In the days leading to the detainment and death of Moammar Gaddafi, the Western mainstream media were only talking about the Libyan civil war, and the reason was clear: NATO had secured a UNSC resolution to enact a no-fly zone over Libya and it was in the interests of the U.S. and its European partners to give coverage to the tumultuous situation in the North African country.

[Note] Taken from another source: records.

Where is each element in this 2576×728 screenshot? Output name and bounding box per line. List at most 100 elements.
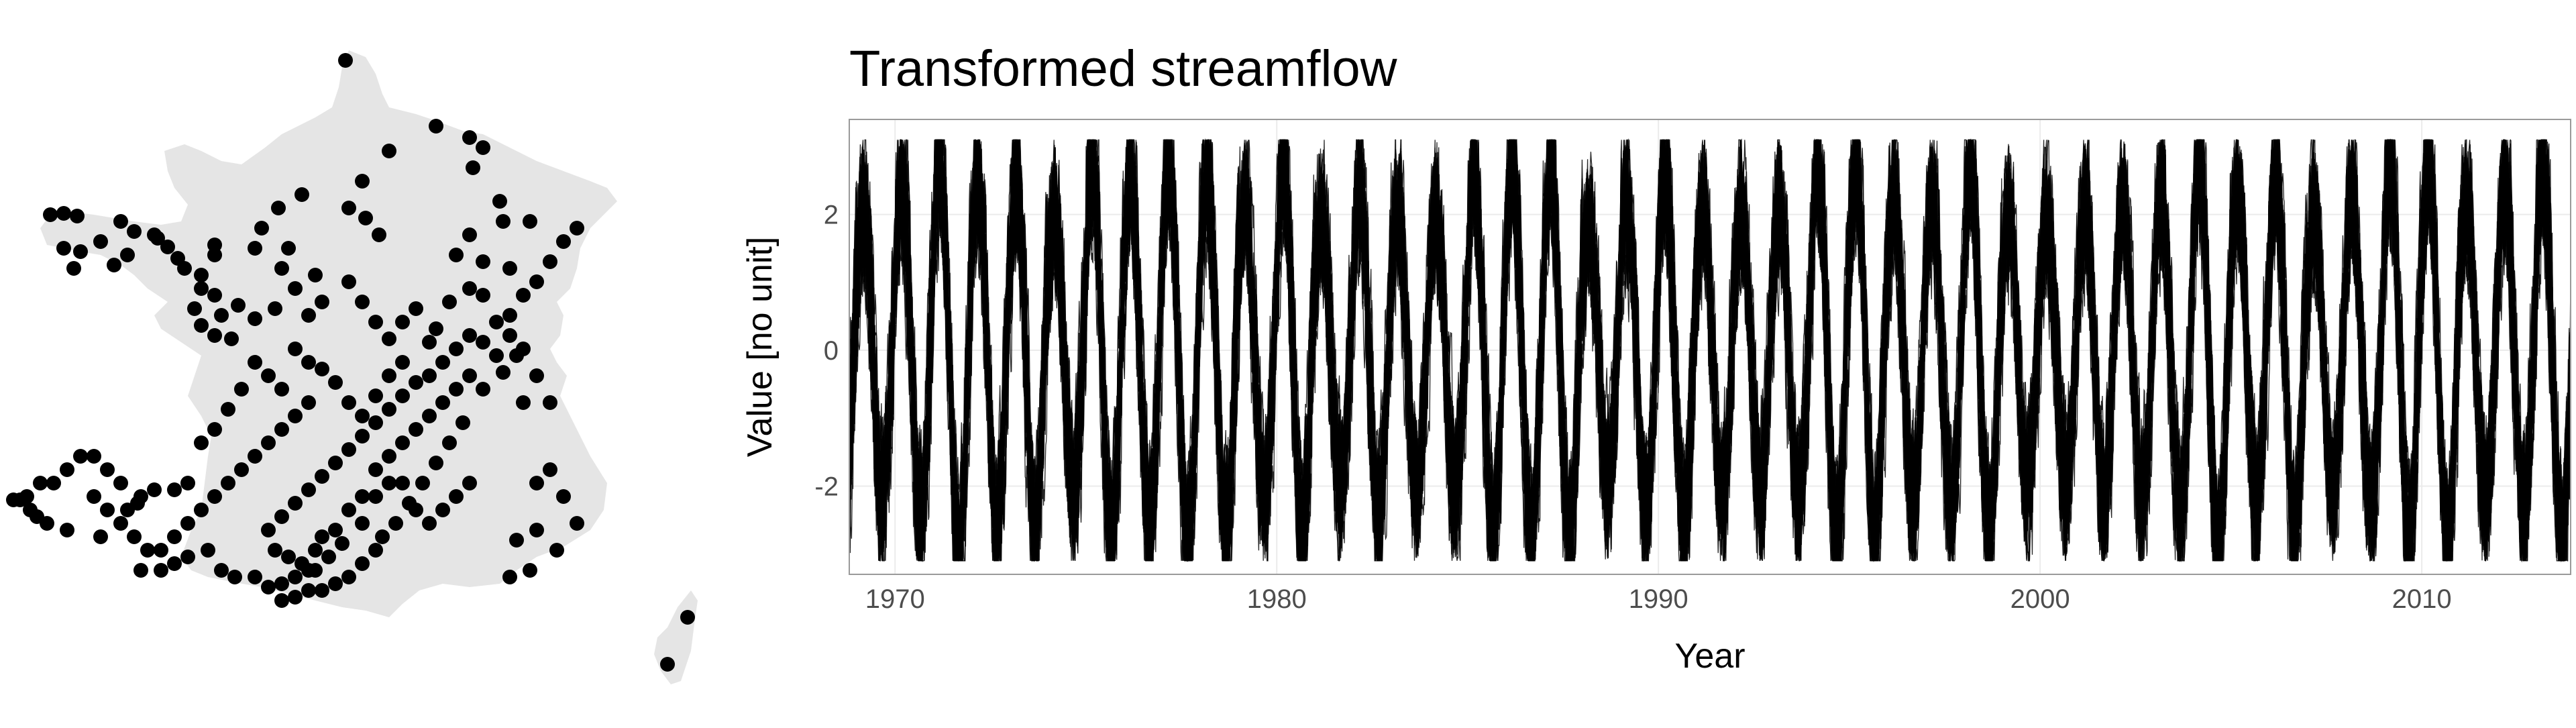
- station-point: [543, 254, 557, 269]
- station-point: [288, 590, 303, 605]
- station-point: [335, 536, 350, 551]
- station-point: [341, 274, 356, 289]
- station-point: [382, 144, 396, 158]
- station-point: [301, 395, 316, 410]
- station-point: [261, 523, 276, 537]
- corsica-outline: [654, 590, 698, 684]
- station-point: [271, 201, 286, 215]
- station-point: [341, 201, 356, 215]
- station-point: [680, 610, 695, 625]
- station-point: [177, 261, 192, 276]
- station-point: [529, 523, 544, 537]
- station-point: [227, 570, 242, 584]
- station-point: [523, 563, 537, 578]
- station-point: [194, 281, 209, 296]
- station-point: [261, 580, 276, 594]
- station-point: [187, 301, 202, 316]
- station-point: [207, 328, 222, 343]
- station-point: [372, 227, 386, 242]
- station-point: [516, 342, 531, 356]
- station-point: [207, 489, 222, 504]
- station-point: [556, 234, 571, 249]
- station-point: [422, 409, 437, 423]
- station-point: [355, 489, 370, 504]
- station-point: [368, 489, 383, 504]
- station-point: [315, 529, 329, 544]
- station-point: [382, 368, 396, 383]
- station-point: [315, 362, 329, 376]
- station-point: [140, 543, 155, 558]
- station-point: [100, 462, 115, 477]
- station-point: [248, 241, 262, 256]
- station-point: [476, 335, 490, 350]
- x-tick-label: 2000: [2010, 584, 2070, 614]
- station-point: [462, 328, 477, 343]
- station-point: [375, 529, 390, 544]
- station-point: [529, 368, 544, 383]
- station-point: [502, 328, 517, 343]
- station-point: [395, 315, 410, 329]
- station-point: [462, 368, 477, 383]
- station-point: [415, 476, 430, 490]
- station-point: [214, 563, 229, 578]
- station-point: [368, 315, 383, 329]
- station-point: [435, 503, 450, 517]
- station-point: [301, 308, 316, 323]
- station-point: [543, 395, 557, 410]
- station-point: [341, 570, 356, 584]
- station-point: [429, 321, 443, 336]
- station-point: [435, 355, 450, 370]
- station-point: [321, 550, 336, 564]
- station-point: [281, 241, 296, 256]
- station-point: [154, 563, 168, 578]
- station-point: [288, 342, 303, 356]
- station-point: [147, 482, 162, 497]
- station-point: [556, 489, 571, 504]
- y-tick-label: -2: [814, 472, 839, 501]
- streamflow-chart: Transformed streamflow -2 0 2 1970 1980 1990…: [741, 40, 2571, 676]
- station-point: [46, 476, 61, 490]
- plot-border: [849, 119, 2571, 575]
- station-point: [60, 523, 74, 537]
- station-point: [268, 543, 282, 558]
- station-point: [248, 449, 262, 464]
- station-point: [288, 496, 303, 511]
- station-point: [355, 174, 370, 189]
- station-point: [462, 130, 477, 145]
- station-point: [224, 331, 239, 346]
- station-point: [382, 331, 396, 346]
- station-point: [254, 221, 269, 236]
- station-point: [570, 221, 584, 236]
- station-point: [274, 576, 289, 591]
- station-point: [422, 516, 437, 531]
- station-point: [43, 207, 58, 222]
- station-point: [113, 214, 128, 229]
- station-point: [308, 268, 323, 282]
- station-point: [529, 476, 544, 490]
- station-point: [409, 375, 423, 390]
- station-point: [87, 449, 101, 464]
- station-point: [127, 224, 142, 239]
- station-point: [382, 449, 396, 464]
- station-point: [274, 593, 289, 608]
- station-point: [147, 227, 162, 242]
- station-point: [194, 503, 209, 517]
- station-point: [66, 261, 81, 276]
- station-point: [234, 382, 249, 397]
- station-point: [268, 301, 282, 316]
- station-point: [341, 503, 356, 517]
- station-point: [442, 295, 457, 309]
- station-point: [338, 53, 353, 68]
- station-point: [207, 238, 222, 252]
- station-point: [489, 348, 504, 363]
- station-point: [214, 308, 229, 323]
- station-point: [207, 422, 222, 437]
- station-point: [301, 583, 316, 598]
- station-point: [368, 543, 383, 558]
- station-point: [422, 335, 437, 350]
- station-point: [274, 382, 289, 397]
- station-point: [113, 476, 128, 490]
- station-point: [523, 214, 537, 229]
- mainland-france-outline: [40, 50, 617, 617]
- station-point: [368, 462, 383, 477]
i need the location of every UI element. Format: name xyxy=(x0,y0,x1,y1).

However, the reports and news regarding the carnage in Bahrain and Yemen were predominantly shunned and boycotted, simply because these two despotic regimes were close allies of the U.S. in the Middle East.

In a report published on "Independent Australia," Zaid Jiani alluded to the violent crackdown on the protesters in Bahrain and Yemen and posed the question that "is the media downplaying these events because the two dictatorships are firm allies of the West?"

"A Think Progress analysis of press coverage by the three major U.S. cable news networks -CNN, MSNBC, and Fox News - from March 14 to March 18 finds that Bahrain received only slightly more than ten percent as many mentions as Libya and that Yemen received only six percent as many mentions as Libya."

Now what concerns the independent thinkers, scholars, university professors, journalists and peace activists is that Syria has become the target of international pressure, simply because it has strong ties with Iran and resistant groups in Lebanon and Palestine, while the reactionary regimes of Bahrain and Yemen are getting away with the felonies which they commit by the virtue of their alliance with the United States.

Arab League has vindictively suspended the participation of Syria while it has taken no practical step to normalize the situation in the turbulent and chaotic Yemen and Bahrain in which innocent people are being killed on a daily basis by their tyrannical rulers and their loyalists

All that can be said is that the performance of the Arab League in neglecting the situation in Yemen and Bahrain and exaggerating the unrest in Syria which is mainly caused by the foreign intervention and the West's indifference toward the plight of the suppressed nations in Yemen and Bahrain is an all-out hypocrisy and a clear, undeniable exercise of double standards. Who can really devise a clear-cut solution for this unsolvable dilemma?